As we enter the season of Indian literary festivals (let’s be honest: it’s always literary festival season in India), I must broach a painful subject: the role of a lit fest moderator.
Thanks to the pandemic, these individuals have become an essential fixture in most of our digital events; from book launches to author interviews, they control the interaction and our digital gathering places. The lit fest moderator can take many forms – other writers, journalists, publishing executives, celebrities, activists – but every one of them is a corporate enemy. They come down to occupy the seat that rightfully belongs to the author’s most devoted reader (me, of course). We snuggle with the authors’ books and have their quotes tattooed all over our bodies and yet they hold the exalted status of celebrity interviewer.
Moderator, I want your job. And to that end I’ve created a small guide for you, based on the horrors I witnessed during past online and offline literary events. Keep following these tips and when the talk with the author is over, you can walk away with more notoriety, with more lips wincing over your name, and with more pens striking your work off future reading lists.
Maybe then, the worthy others can take your place.

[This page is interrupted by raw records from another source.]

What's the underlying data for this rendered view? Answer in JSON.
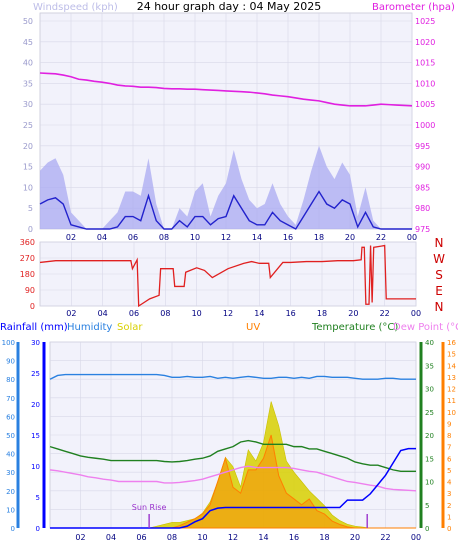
{
  "title": "24 hour graph day : 04 May 2025",
  "colors": {
    "windspeed": "#2222cc",
    "gust": "#a9a9f2",
    "barometer": "#e020e0",
    "direction": "#e02020",
    "dir_labels": "#cc0000",
    "rainfall": "#0000ff",
    "humidity": "#2a80e0",
    "solar": "#d8d000",
    "uv": "#ff7f00",
    "temperature": "#208020",
    "dewpoint": "#ee80ee",
    "sunrise": "#9932cc",
    "plot_bg": "#f2f2fb",
    "grid": "#d8d8e8"
  },
  "chart_data": [
    {
      "type": "line",
      "name": "wind-barometer",
      "ylabel_left": "Windspeed (kph)",
      "ylabel_right": "Barometer (hpa)",
      "xticks": [
        "02",
        "04",
        "06",
        "08",
        "10",
        "12",
        "14",
        "16",
        "18",
        "20",
        "22",
        "00"
      ],
      "yticks_left": [
        "0",
        "5",
        "10",
        "15",
        "20",
        "25",
        "30",
        "35",
        "40",
        "45",
        "50"
      ],
      "yticks_right": [
        "975",
        "980",
        "985",
        "990",
        "995",
        "1000",
        "1005",
        "1010",
        "1015",
        "1020",
        "1025"
      ],
      "ylim_left": [
        0,
        50
      ],
      "ylim_right": [
        975,
        1025
      ],
      "x_hours": [
        0,
        0.5,
        1,
        1.5,
        2,
        2.5,
        3,
        3.5,
        4,
        4.5,
        5,
        5.5,
        6,
        6.5,
        7,
        7.5,
        8,
        8.5,
        9,
        9.5,
        10,
        10.5,
        11,
        11.5,
        12,
        12.5,
        13,
        13.5,
        14,
        14.5,
        15,
        15.5,
        16,
        16.5,
        17,
        17.5,
        18,
        18.5,
        19,
        19.5,
        20,
        20.5,
        21,
        21.5,
        22,
        22.5,
        23,
        23.5,
        24
      ],
      "series": [
        {
          "name": "Windspeed (kph)",
          "axis": "left",
          "values": [
            6,
            7,
            7.5,
            6,
            1,
            0.5,
            0,
            0,
            0,
            0,
            0.5,
            3,
            3,
            2,
            8,
            2,
            0,
            0,
            2,
            0.5,
            3,
            3,
            1,
            2.5,
            3,
            8,
            5,
            2,
            1,
            1,
            4,
            2,
            1,
            0,
            3,
            6,
            9,
            6,
            5,
            7,
            6,
            0.5,
            4,
            0.5,
            0,
            0,
            0,
            0,
            0
          ]
        },
        {
          "name": "Gust",
          "axis": "left",
          "values": [
            14,
            16,
            17,
            13,
            4,
            2,
            0,
            0,
            0,
            2,
            4,
            9,
            9,
            8,
            17,
            6,
            0,
            0,
            5,
            3,
            9,
            11,
            3,
            8,
            11,
            19,
            12,
            7,
            5,
            6,
            11,
            6,
            3,
            1,
            7,
            14,
            20,
            15,
            12,
            16,
            13,
            3,
            10,
            2,
            0,
            0,
            0,
            0,
            0
          ]
        },
        {
          "name": "Barometer (hpa)",
          "axis": "right",
          "values": [
            1012.5,
            1012.4,
            1012.3,
            1012,
            1011.6,
            1011,
            1010.8,
            1010.5,
            1010.3,
            1010,
            1009.6,
            1009.4,
            1009.3,
            1009.1,
            1009.1,
            1009,
            1008.8,
            1008.7,
            1008.7,
            1008.6,
            1008.6,
            1008.5,
            1008.4,
            1008.3,
            1008.2,
            1008.1,
            1008,
            1007.9,
            1007.7,
            1007.5,
            1007.2,
            1007,
            1006.8,
            1006.5,
            1006.2,
            1006,
            1005.8,
            1005.4,
            1005,
            1004.8,
            1004.6,
            1004.6,
            1004.6,
            1004.8,
            1005,
            1004.9,
            1004.8,
            1004.7,
            1004.6
          ]
        }
      ]
    },
    {
      "type": "line",
      "name": "wind-direction",
      "yticks": [
        "0",
        "90",
        "180",
        "270",
        "360"
      ],
      "ylim": [
        0,
        360
      ],
      "direction_labels": [
        "N",
        "W",
        "S",
        "E",
        "N"
      ],
      "xticks": [
        "02",
        "04",
        "06",
        "08",
        "10",
        "12",
        "14",
        "16",
        "18",
        "20",
        "22",
        "00"
      ],
      "x_hours": [
        0,
        1,
        2,
        3,
        4,
        5,
        5.8,
        5.9,
        6.2,
        6.3,
        7,
        7.6,
        7.7,
        8.5,
        8.6,
        9.2,
        9.3,
        10,
        10.5,
        11,
        12,
        13,
        13.5,
        14,
        14.6,
        14.7,
        15.5,
        16,
        17,
        18,
        19,
        20,
        20.5,
        20.55,
        20.7,
        20.8,
        21,
        21.1,
        21.2,
        21.3,
        22,
        22.1,
        23,
        24
      ],
      "values": [
        245,
        255,
        255,
        255,
        255,
        255,
        255,
        210,
        260,
        0,
        40,
        60,
        210,
        210,
        110,
        110,
        190,
        215,
        200,
        160,
        210,
        240,
        250,
        240,
        240,
        160,
        245,
        245,
        250,
        250,
        255,
        255,
        260,
        330,
        330,
        10,
        10,
        340,
        20,
        330,
        340,
        40,
        40,
        40
      ]
    },
    {
      "type": "line",
      "name": "rain-humidity-solar-uv-temp-dew",
      "labels": {
        "rainfall": "Rainfall (mm)",
        "humidity": "Humidity",
        "solar": "Solar",
        "uv": "UV",
        "temperature": "Temperature (°C)",
        "dewpoint": "Dew Point (°C)",
        "sunrise": "Sun Rise"
      },
      "yticks_left_humidity": [
        "0",
        "10",
        "20",
        "30",
        "40",
        "50",
        "60",
        "70",
        "80",
        "90",
        "100"
      ],
      "yticks_left_rain": [
        "0",
        "5",
        "10",
        "15",
        "20",
        "25",
        "30"
      ],
      "yticks_right_temp": [
        "0",
        "5",
        "10",
        "15",
        "20",
        "25",
        "30",
        "35",
        "40"
      ],
      "yticks_right_uv": [
        "0",
        "1",
        "2",
        "3",
        "4",
        "5",
        "6",
        "7",
        "8",
        "9",
        "10",
        "11",
        "12",
        "13",
        "14",
        "15",
        "16"
      ],
      "ylim_humidity": [
        0,
        100
      ],
      "ylim_rain": [
        0,
        30
      ],
      "ylim_temp": [
        0,
        40
      ],
      "ylim_uv": [
        0,
        16
      ],
      "xticks": [
        "02",
        "04",
        "06",
        "08",
        "10",
        "12",
        "14",
        "16",
        "18",
        "20",
        "22",
        "00"
      ],
      "sunrise_hour": 6.5,
      "sunset_hour": 20.8,
      "x_hours": [
        0,
        0.5,
        1,
        1.5,
        2,
        2.5,
        3,
        3.5,
        4,
        4.5,
        5,
        5.5,
        6,
        6.5,
        7,
        7.5,
        8,
        8.5,
        9,
        9.5,
        10,
        10.5,
        11,
        11.5,
        12,
        12.5,
        13,
        13.5,
        14,
        14.5,
        15,
        15.5,
        16,
        16.5,
        17,
        17.5,
        18,
        18.5,
        19,
        19.5,
        20,
        20.5,
        21,
        21.5,
        22,
        22.5,
        23,
        23.5,
        24
      ],
      "series": [
        {
          "name": "Humidity",
          "axis": "humidity",
          "values": [
            80,
            82,
            82.5,
            82.5,
            82.5,
            82.5,
            82.5,
            82.5,
            82.5,
            82.5,
            82.5,
            82.5,
            82.5,
            82.5,
            82.5,
            82,
            81,
            81,
            81.5,
            81,
            81,
            81.5,
            80.5,
            81,
            80.5,
            81,
            81.5,
            81,
            80.5,
            80.5,
            81,
            81,
            80.5,
            81,
            80.5,
            81.5,
            81.5,
            81,
            81,
            81,
            80.5,
            80,
            80,
            80,
            80.5,
            80.5,
            80,
            80,
            80
          ]
        },
        {
          "name": "Temperature (°C)",
          "axis": "temp",
          "values": [
            17.5,
            17,
            16.5,
            16,
            15.5,
            15.2,
            15,
            14.8,
            14.5,
            14.5,
            14.5,
            14.5,
            14.5,
            14.5,
            14.5,
            14.3,
            14.2,
            14.3,
            14.5,
            14.8,
            15,
            15.5,
            16.5,
            17,
            17.5,
            18.5,
            18.8,
            18.5,
            18,
            18,
            18,
            18,
            17.5,
            17.5,
            17,
            17,
            16.5,
            16,
            15.5,
            15,
            14.2,
            13.8,
            13.5,
            13.5,
            13,
            12.5,
            12.2,
            12.2,
            12.2
          ]
        },
        {
          "name": "Dew Point (°C)",
          "axis": "temp",
          "values": [
            12.5,
            12.3,
            12,
            11.7,
            11.4,
            11,
            10.8,
            10.5,
            10.3,
            10,
            10,
            10,
            10,
            10,
            10,
            9.7,
            9.7,
            9.8,
            10,
            10.2,
            10.5,
            11,
            11.5,
            12,
            12.5,
            13,
            13.3,
            13,
            13,
            13,
            13,
            13,
            12.8,
            12.5,
            12.2,
            12,
            11.5,
            11,
            10.5,
            10,
            9.8,
            9.5,
            9.2,
            9,
            8.5,
            8.3,
            8.2,
            8.1,
            8
          ]
        },
        {
          "name": "Rainfall (mm)",
          "axis": "rain",
          "values": [
            0,
            0,
            0,
            0,
            0,
            0,
            0,
            0,
            0,
            0,
            0,
            0,
            0,
            0,
            0,
            0,
            0,
            0,
            0.3,
            1,
            1.5,
            2.8,
            3.2,
            3.3,
            3.3,
            3.3,
            3.3,
            3.3,
            3.3,
            3.3,
            3.3,
            3.3,
            3.3,
            3.3,
            3.3,
            3.3,
            3.3,
            3.3,
            3.3,
            4.5,
            4.5,
            4.5,
            5.5,
            7,
            8.5,
            10.5,
            12.5,
            12.8,
            12.8
          ]
        },
        {
          "name": "Solar",
          "axis": "humidity",
          "values": [
            0,
            0,
            0,
            0,
            0,
            0,
            0,
            0,
            0,
            0,
            0,
            0,
            0,
            0,
            1,
            2,
            3,
            3,
            4,
            5,
            8,
            14,
            25,
            38,
            33,
            22,
            42,
            36,
            46,
            68,
            55,
            36,
            30,
            25,
            20,
            16,
            12,
            7,
            4,
            2,
            1,
            0.5,
            0,
            0,
            0,
            0,
            0,
            0,
            0
          ]
        },
        {
          "name": "UV",
          "axis": "uv",
          "values": [
            0,
            0,
            0,
            0,
            0,
            0,
            0,
            0,
            0,
            0,
            0,
            0,
            0,
            0,
            0,
            0,
            0,
            0.2,
            0.5,
            0.8,
            1.2,
            2,
            4,
            6,
            3.5,
            3,
            5,
            5,
            6,
            8,
            4.5,
            3,
            2.5,
            2,
            2.5,
            1.5,
            1.2,
            0.6,
            0.3,
            0.1,
            0,
            0,
            0,
            0,
            0,
            0,
            0,
            0,
            0
          ]
        }
      ]
    }
  ]
}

Step 1: DO publicly announce that you first discovered the author’s work last week, when you were asked to moderate the talk
This always results in some fascinating facial expressions. The audience seethes and the author forces a tight smile. The lit fest moderator goes on to reference “the main character” in the author’s latest book. The author helpfully supplies the name. The moderator misgenders them. The author corrects them. The moderator backtracks, apologises, reviews their crib sheet, and admits that they only read half of the author’s books. The author ends up delivering their own introduction. Time is lost. The moderator cuts audience questions.
Step 2: DO spend ten minutes of the hour-long session asking questions that the author answered in the FAQ section of their website – or during their interview last month
Perhaps this: “How did you start writing?”
Or: “Can you summarise the plot for us?“
Maybe even: “Was this based on your own life?“
The first member of the audience who takes the microphone (real or virtual) to ask a half-decent question enjoys the privilege of sounding like a Pulitzer Prize winning journalist.
Step 3: DO mutter “okay, thanks” and face another speaker as soon as the author concludes an exhausting analysis of the socio-political nuances of their work
The second-hand embarrassment that the audience experiences because of this unforgivable blunder cannot be put into words. It is like gliding across a meadow of flowers before falling headfirst into an open grave. It is like going for a long-awaited haircut and coming out with no eyebrows. It is like cracking the last egg in the world and watching it explode over your toes. A lit fest moderator who is allowed to snub a guest in such a frosty manner may as well be replaced by a customer service chatbot which better understands social reciprocity.
Step 4: DO moderate a discussion with a translated author when you can’t speak their language
This lit fest moderator seemed adamant to prove to the world that they were bilingual—in the most aspirational sense of the word. Reality crushed their optimism during the talk: the translated author patiently waited for the moderator to finish spewing a series of confused verbs and unnatural nouns that would have made Google Translate blush, then turned to their translator and asked them to repeat the question. The translator – invited as a literary guest – ended up working for free so that the event could move along. This happened each time, as the tortured audience anxiously watched the minutes ticking away.
Step 5: DO allow one author to make passive-aggressive comments about another
During a virtual author discussion that I attended, the moderator decided to ignore a condescending remark made by a privileged author about a marginalised creator who was part of the event, and pushed forward with the session to avoid any embarrassment. This backfired when the injured party rose to meet the jibe and launched a counterattack of blistering words against the offender. Have you ever heard one literary master publicly berate another? For the live audience, it was a blazing display of creative passion. The petrified host? Not so much. The lesson we took home: conflict resolution is a non-negotiable skill for all moderators. More importantly, moderators should take care of all their guests.
Step 6: DO schedule your speakers back-to-back with no time allotted for transitions
Few things could be more demoralising. An author has spent endless nights preparing for a prestigious event and trying to condense years of expertise into an hour long presentation – only to be trapped halfway when the moderator informs them that they have exactly five minutes.
We all know what happens next: the guest chatters three times faster, their voice jumps up an octave, the audience panics, and meticulously created slides go unread. When the clock finally runs out, everyone is drenched in sweat as bodies struggle against the surge of adrenaline.
Step 7: DO indulge that mannerless invader who claims the microphone before the very last question and announces that they have two questions
The moderator usually laughs while the final asker sighs and discreetly pulls out their phone to solicit the services of a hit man (probably).
Allow me to end on a serious note. The lit fest moderator’s etiquette (or lack thereof) could be the very factor that stops a beloved author from returning to a literary festival – be it physical or digital – the next year.
With more sensitivity, inclusion, training, and better preparation by event organisers, authors can express their creative energies in a nurturing space while audiences find their own exhilaration reflected in the moderator’s words.
Until then, I will wait for the day when I can seize that coveted role.
This is by no means an exhaustive or representative list. Suggestions to add to this list are welcome in the comments section.